He cranks the handle of the umbrella. It creaks open like dragon wings after a long winter. The skies have been emptying themselves over this place for days. Underfoot, the ground is no longer differentiated. Soil? Water? It all pools together and pushes up around the feet. Slog and slop. The green is shameless now, cascading wanton curtains of thrilled leaf. Bug neither cares about the soggy seat cushions nor acknowledges that lasagna isn’t exactly patio-dining fare.
The rain has paused. We will be eating outside.
The four of us scoot in around the green iron circle cluttered with linen napkins, big porcelain plates, and parmesan cheese. The pansies behind Bug pop in violet butter from the boxes. He devours the slipping, fat noodles and wipes up the remaining sauce with garlic toast. We talk easy and only half about anything. My mother is wearing the necklace my father sprang on her at the tag end of Christmas day last year. It is a silver-and-stone replica of the solar system.
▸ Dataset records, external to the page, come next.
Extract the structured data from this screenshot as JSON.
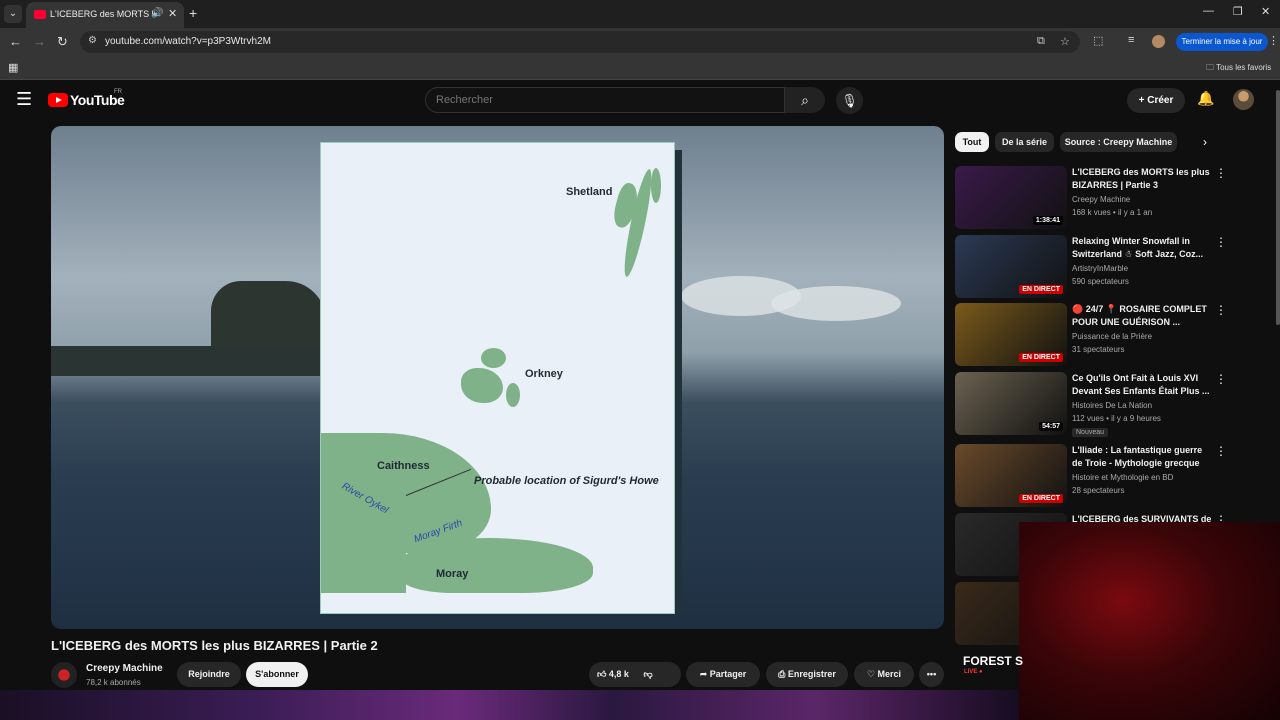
{
  "browser": {
    "tab_title": "L'ICEBERG des MORTS les plus BIZARRES | Partie 2",
    "url": "youtube.com/watch?v=p3P3Wtrvh2M",
    "update_button": "Terminer la mise à jour",
    "bookmarks_folder": "Tous les favoris"
  },
  "header": {
    "logo_text": "YouTube",
    "country": "FR",
    "search_placeholder": "Rechercher",
    "create_label": "Créer"
  },
  "map": {
    "labels": {
      "shetland": "Shetland",
      "orkney": "Orkney",
      "caithness": "Caithness",
      "moray": "Moray",
      "location": "Probable location of Sigurd's Howe",
      "river": "River Oykel",
      "firth": "Moray Firth"
    }
  },
  "video": {
    "title": "L'ICEBERG des MORTS les plus BIZARRES | Partie 2",
    "channel": "Creepy Machine",
    "subscribers": "78,2 k abonnés",
    "join_label": "Rejoindre",
    "subscribe_label": "S'abonner",
    "likes": "4,8 k",
    "share_label": "Partager",
    "save_label": "Enregistrer",
    "thanks_label": "Merci",
    "more": "•••"
  },
  "chips": [
    "Tout",
    "De la série",
    "Source : Creepy Machine"
  ],
  "recommendations": [
    {
      "title": "L'ICEBERG des MORTS les plus BIZARRES | Partie 3",
      "channel": "Creepy Machine",
      "meta": "168 k vues • il y a 1 an",
      "badge": "1:38:41",
      "live": false,
      "is_new": "",
      "thumb_color": "#3a1a4a"
    },
    {
      "title": "Relaxing Winter Snowfall in Switzerland ☃ Soft Jazz, Coz...",
      "channel": "ArtistryInMarble",
      "meta": "590 spectateurs",
      "badge": "EN DIRECT",
      "live": true,
      "is_new": "",
      "thumb_color": "#2b3a55"
    },
    {
      "title": "🔴 24/7 📍 ROSAIRE COMPLET POUR UNE GUÉRISON ...",
      "channel": "Puissance de la Prière",
      "meta": "31 spectateurs",
      "badge": "EN DIRECT",
      "live": true,
      "is_new": "",
      "thumb_color": "#7a5a1a"
    },
    {
      "title": "Ce Qu'ils Ont Fait à Louis XVI Devant Ses Enfants Était Plus ...",
      "channel": "Histoires De La Nation",
      "meta": "112 vues • il y a 9 heures",
      "badge": "54:57",
      "live": false,
      "is_new": "Nouveau",
      "thumb_color": "#6b6250"
    },
    {
      "title": "L'Iliade : La fantastique guerre de Troie - Mythologie grecque",
      "channel": "Histoire et Mythologie en BD",
      "meta": "28 spectateurs",
      "badge": "EN DIRECT",
      "live": true,
      "is_new": "",
      "thumb_color": "#6a4a2a"
    },
    {
      "title": "L'ICEBERG des SURVIVANTS de",
      "channel": "",
      "meta": "",
      "badge": "",
      "live": false,
      "is_new": "",
      "thumb_color": "#2a2a2a"
    },
    {
      "title": "",
      "channel": "",
      "meta": "",
      "badge": "",
      "live": false,
      "is_new": "",
      "thumb_color": "#3a2a1a"
    }
  ],
  "forest_label": "FOREST S",
  "live_mini": "LIVE ●"
}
“Which one is Pluto?” Bug asks.
“It’s the littlest one, isn’t it?” She lifts the chain and examines. Bug reaches out and touches the polished tigers-eye sphere suspended in a silver ring.
“Is that Saturn?”
We go through the planets one by one. He does not see the sun. “Grandma’s head is the sun,” I say. She strikes and pose and we all chuckle.
“I bet the hippies are still out there in the Arizona desert selling those things,” my father says. “You know, they make every single piece by hand.”
“What’s a hippie?” Bug asks.
Silence. We all consider.
“An ancient civilization,” I finally say. My folks both laugh.
“Hippies were a strange tribe of people who broke with tradition long ago,” I go on. “They created their own rituals and ways of worshipping the things they held sacred.”
“Yeah,” my dad snorts. “Unlike every other civilization in the world?”
“They made wild, new music and wore beautiful costumes.” I explain. “Some of their songs and stories are still with us today.” I take a swig of my ice water and reach the professorial conclusion. “In fact, you could say it was a renaissance.”
My mother laughs. “Yeah, a renaissance of hair.” She smiles at Bug. “Everyone grew their hair long then.”
“My hair is long,” Bug says.
“Yeah. It wouldn’t be if not for the revolutionary ways of the Hippie,” I say.
Bug ponders this. Behind him, the tiny duckpins of the fuschia plant are popping open and splaying their purple viscera. “What kind of hair would I have?”
“Short,” say my folks together.
“Army short,” says my dad.
“And you wouldn’t be able to wear jeans to school,” explains my mom.
“You have much to thank the Hippie for,” I tell him.
“Why?” Bug reaches for more bread but I block him with a carrot. He takes it and gives it a crunch around his loose tooth.
“Because before that, people had ideas about doing things only one way,” I say.
“Everyone had to follow orders,” my mother explains. She gestures towards the rest of the lasagna and my dad reaches for it. She slops out extra helpings on the smeared plates. The dog snuffles near and I give her a firm point down the steps.
“Hippies were big kids like your aunt and uncles,” I explain. I wave off the offer of another helping. The evening is just too light for more. “Young people. Tired of being told how to be. They decided they were going to do things their own crazy, artsy, colorful way. And so they did, even if it got them in trouble.”
“Okay,” says Bug. He tucks into the melty cheese. His shirt is spattered. The capacity of his stomach stuns me, as does the fact that he is just so very tall.
“You should have seen your granddaddy’s hair,” my mother says with a faraway look in the direction of her husband.
He grunts. “Yeah. It was really something. Down to there, hair.”
“Where it stops by itself,” she says.
It goes quiet except for the sip of wine, the slurp of sauce. A borer bee dips low and Bug ducks away. I remind him that bees prefer nectar over tomato sauce and that she’ll be off to find something sweeter. She should have no trouble lighting upon an ample source in this fecund pocket of earth.